O ingrediente secreto
A porto-alegrense Bruna Tossi Longarai, 29 anos, já pode se considerar uma empresária de sucesso. Para manter funcionando a sede da confeitaria Bruna Trufas, em Canoas, e atender um média diária de 600 clientes (entre encomendas de tortas e trufas e de compras na loja), 23 pessoas estão empregadas. Entre elas, a mãe, Glaucinara Ribeiro Tossi, o pai, Luís César Monteiro Longarai, e a madrasta, Walia Borba, divididos entre os setores de atendimento, produção e delivery (telentrega).
Essa engrenagem perfeita, segundo a dona do negócio, tem dois ingredientes que nunca podem faltar: o amor que adquiriu pela confeitaria e a paixão que veio pela gestão empresarial.
Há nove anos, Bruna se viu obrigada a procurar uma alternativa para resolver as dificuldades financeiras que estava enfrentando. A saída foi produzir e vender trufas no cursinho pré-vestibular que frequentava em 2010. A inspiração para seguir nesse caminho surgiu ao visitar uma amiga de infância que também comercializava trufas – mas que, hoje, não produz mais. Caroline passou a receita de sucesso para Bruna.
– Quando comi, falei: “Meu Deus, o mundo precisa descobrir esse doce!”. Até hoje, sigo a mesma receita – diz.
Em 2011, já se sustentando do dinheiro de sua produção, ela entrou para a faculdade de Direito da PUCRS e seguiu vendendo os quitutes. A grande virada em sua vida ocorreu em 2016, quando abriu a sua primeira loja, em Porto Alegre, e decidiu abandonar a graduação no sétimo semestre.
– Foi um grande baque na minha família, pois eu tinha bolsa de estudos integral. Mas queria fazer uma coisa da qual eu gostasse – lembra Bruna.
Na mesma época, ela deu início ao curso de Marketing, na Faculdade Senac-RS, abriu a sua segunda loja, em Canoas, e engravidou de Daniela, sua única filha, hoje com dois anos.
Menos é mais
Com a vida um tanto atribulada, em 2018, optou por fechar o empreendimento da Capital, seu segundo grande marco profissional:
– A partir do momento em que foquei no meu negócio com uma loja só, ele começou a expandir.

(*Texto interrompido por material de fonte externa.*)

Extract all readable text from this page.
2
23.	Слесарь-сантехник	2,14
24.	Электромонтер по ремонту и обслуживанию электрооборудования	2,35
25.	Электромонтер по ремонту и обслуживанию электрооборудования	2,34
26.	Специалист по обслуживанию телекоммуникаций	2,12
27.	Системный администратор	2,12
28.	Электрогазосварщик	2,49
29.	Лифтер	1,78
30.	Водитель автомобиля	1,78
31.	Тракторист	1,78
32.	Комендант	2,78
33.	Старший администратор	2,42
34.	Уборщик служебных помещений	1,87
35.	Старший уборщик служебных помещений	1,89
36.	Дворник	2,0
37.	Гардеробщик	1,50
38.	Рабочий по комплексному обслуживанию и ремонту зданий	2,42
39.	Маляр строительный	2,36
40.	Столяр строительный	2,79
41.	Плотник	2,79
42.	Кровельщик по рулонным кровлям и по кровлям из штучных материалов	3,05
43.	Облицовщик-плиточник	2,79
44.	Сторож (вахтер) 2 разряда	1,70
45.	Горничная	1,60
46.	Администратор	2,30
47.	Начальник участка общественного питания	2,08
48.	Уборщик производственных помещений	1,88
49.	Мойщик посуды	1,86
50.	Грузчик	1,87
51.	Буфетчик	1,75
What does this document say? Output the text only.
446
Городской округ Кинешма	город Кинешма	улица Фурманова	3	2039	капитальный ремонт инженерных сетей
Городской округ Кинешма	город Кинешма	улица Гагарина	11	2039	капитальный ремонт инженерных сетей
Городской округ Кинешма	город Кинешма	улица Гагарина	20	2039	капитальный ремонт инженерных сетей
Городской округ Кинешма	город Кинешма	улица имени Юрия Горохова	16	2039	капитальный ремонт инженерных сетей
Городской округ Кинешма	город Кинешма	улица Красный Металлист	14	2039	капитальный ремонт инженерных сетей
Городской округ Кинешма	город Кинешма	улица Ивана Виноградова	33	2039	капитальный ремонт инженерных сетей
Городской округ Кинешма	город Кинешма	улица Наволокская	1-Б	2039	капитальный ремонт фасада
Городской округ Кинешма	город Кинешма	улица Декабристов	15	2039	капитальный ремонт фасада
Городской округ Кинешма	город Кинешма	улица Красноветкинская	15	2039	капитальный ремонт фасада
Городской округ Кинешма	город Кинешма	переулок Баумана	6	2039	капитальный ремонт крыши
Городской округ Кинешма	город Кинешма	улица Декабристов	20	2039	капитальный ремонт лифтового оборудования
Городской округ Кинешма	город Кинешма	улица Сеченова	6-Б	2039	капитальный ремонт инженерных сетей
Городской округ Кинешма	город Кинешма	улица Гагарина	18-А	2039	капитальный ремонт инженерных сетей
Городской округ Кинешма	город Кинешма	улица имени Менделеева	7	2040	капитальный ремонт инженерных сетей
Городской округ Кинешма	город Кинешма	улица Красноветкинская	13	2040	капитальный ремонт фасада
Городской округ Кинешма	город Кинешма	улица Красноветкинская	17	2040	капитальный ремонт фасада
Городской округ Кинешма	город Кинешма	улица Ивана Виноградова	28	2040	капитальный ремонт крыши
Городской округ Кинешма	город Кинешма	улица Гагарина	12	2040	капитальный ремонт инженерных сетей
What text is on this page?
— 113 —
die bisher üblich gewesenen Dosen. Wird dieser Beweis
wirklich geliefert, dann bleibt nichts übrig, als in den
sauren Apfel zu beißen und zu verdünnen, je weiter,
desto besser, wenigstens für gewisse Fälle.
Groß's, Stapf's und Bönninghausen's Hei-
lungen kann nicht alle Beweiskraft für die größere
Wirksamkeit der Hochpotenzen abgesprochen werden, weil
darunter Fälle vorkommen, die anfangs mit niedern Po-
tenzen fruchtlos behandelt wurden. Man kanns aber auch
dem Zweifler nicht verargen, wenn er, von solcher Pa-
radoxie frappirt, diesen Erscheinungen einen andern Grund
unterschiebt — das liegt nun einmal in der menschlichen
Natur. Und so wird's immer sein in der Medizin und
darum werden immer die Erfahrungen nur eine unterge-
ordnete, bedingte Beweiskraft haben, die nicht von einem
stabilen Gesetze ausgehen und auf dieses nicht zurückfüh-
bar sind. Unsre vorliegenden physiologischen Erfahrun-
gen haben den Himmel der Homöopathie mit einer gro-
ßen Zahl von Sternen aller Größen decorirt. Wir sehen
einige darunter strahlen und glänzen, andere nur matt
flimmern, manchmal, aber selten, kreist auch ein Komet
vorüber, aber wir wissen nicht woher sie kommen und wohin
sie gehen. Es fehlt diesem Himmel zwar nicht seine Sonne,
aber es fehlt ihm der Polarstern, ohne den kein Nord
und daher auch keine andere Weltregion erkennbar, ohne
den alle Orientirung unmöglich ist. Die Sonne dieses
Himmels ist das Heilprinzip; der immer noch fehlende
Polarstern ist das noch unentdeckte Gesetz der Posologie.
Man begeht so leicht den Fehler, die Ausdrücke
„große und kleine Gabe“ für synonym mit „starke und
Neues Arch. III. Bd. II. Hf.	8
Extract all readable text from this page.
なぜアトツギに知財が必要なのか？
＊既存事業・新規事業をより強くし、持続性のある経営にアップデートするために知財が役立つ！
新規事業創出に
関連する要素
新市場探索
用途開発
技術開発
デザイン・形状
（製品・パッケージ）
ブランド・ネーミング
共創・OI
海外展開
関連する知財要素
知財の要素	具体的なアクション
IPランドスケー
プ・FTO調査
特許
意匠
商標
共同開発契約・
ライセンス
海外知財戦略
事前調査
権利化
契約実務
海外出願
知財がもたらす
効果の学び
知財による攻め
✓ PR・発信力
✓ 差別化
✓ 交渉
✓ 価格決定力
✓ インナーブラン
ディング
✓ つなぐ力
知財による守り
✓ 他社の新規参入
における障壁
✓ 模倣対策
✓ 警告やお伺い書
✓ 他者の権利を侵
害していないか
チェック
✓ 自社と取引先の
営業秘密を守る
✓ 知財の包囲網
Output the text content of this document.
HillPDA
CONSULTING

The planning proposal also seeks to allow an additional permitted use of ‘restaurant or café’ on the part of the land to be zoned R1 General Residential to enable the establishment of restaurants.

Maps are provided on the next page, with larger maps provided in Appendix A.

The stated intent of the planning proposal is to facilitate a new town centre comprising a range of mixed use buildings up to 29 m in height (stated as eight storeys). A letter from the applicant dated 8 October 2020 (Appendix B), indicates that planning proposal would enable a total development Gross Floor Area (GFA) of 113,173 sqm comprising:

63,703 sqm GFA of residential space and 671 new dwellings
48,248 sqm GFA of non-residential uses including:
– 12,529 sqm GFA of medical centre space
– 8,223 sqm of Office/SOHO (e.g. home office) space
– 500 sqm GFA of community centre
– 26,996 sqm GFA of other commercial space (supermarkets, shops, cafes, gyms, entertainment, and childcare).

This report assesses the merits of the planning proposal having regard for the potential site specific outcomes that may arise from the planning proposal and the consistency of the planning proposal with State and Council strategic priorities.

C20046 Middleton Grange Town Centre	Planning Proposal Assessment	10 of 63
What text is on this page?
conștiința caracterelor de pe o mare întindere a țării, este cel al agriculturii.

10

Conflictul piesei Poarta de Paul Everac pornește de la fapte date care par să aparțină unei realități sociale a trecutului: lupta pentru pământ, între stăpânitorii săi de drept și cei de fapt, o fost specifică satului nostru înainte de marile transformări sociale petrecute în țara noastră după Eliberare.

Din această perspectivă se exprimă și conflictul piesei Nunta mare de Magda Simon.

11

O faturamento, em um ano, aumentou 2.000%. Com o ajuste, Bruna passou de um quadro de quatro para 23 funcionários. E, há quase dois meses, inaugurou a nova sede em Canoas em outro endereço. Hoje, ela não coloca mais a mão na massa. Sua maior preocupação é gerir o negócio, o que não significa que deixe de conferir de perto o sabor dos doces que levam a sua assinatura.
– Acompanho flashes da novela, me identifico muito com a Maria da Paz em relação à exigência de qualidade. Prefiro não vender do que oferecer algo que não esteja bom – afirma Bruna, que oferece à clientela doces de R$ 5 a R$ 190:
– Hoje, o meu trabalho me proporciona isso: fui conhecer confeitarias que são referências para mim. Antes, eu não tinha a oportunidade de ir a lugares em Goiás, São Paulo e Santa Catarina que são importantes.
Ficha técnica
/// Cereja do bolo: o amor à receita, segundo Bruna, faz toda a diferença no resultado do doce.
/// Receita de ouro: trufa de chocolate, leite condensado e morango
/// Instagram: @brunatrufas
Sabor caseiro
Luciane Ruperti, 46 anos, do bairro Bela Vista, em Alvorada, combinou o gosto por decoração com a aptidão pela confeitaria para criar a sua marca, Divina’ Artes. Depois de mais de 16 anos trabalhando como auxiliar de laboratório, ela decidiu dar uma guinada profissional. Cansada dos plantões noturnos e sonhando com uma nova carreira, em abril de 2018, começou a participar de cursos especializados na produção de brigadeiros e bolos artísticos.
– Mas aprendi a cozinhar com a minha mãe. O pão de ló, aprendi com ela, que sempre cozinhou muito bem. Hoje em dia, ela acaba me perguntando como é que faz, já não se lembra bem (risos) – conta sobre dona Irene, 73 anos.
Daí em diante, suas delícias passaram a ser comercializadas para colegas de trabalho e para os amigos dos três filhos, Bruna, 28 anos, Diego, 25, e Vitor, 18.
Devagar e sempre
Por enquanto, a confeitaria representa apenas uma fração do orçamento familiar. A maior parte ainda é garantida pela renda do marido, o aeroviário Luis Favio, 51 anos. A média mensal é de 40 pedidos, entre tortas, centos de brigadeiros e cupcakes. As delícias vão do brigadeiro gourmet até tortas artísticas, e os valores variam de R$ 35 a R$ 300.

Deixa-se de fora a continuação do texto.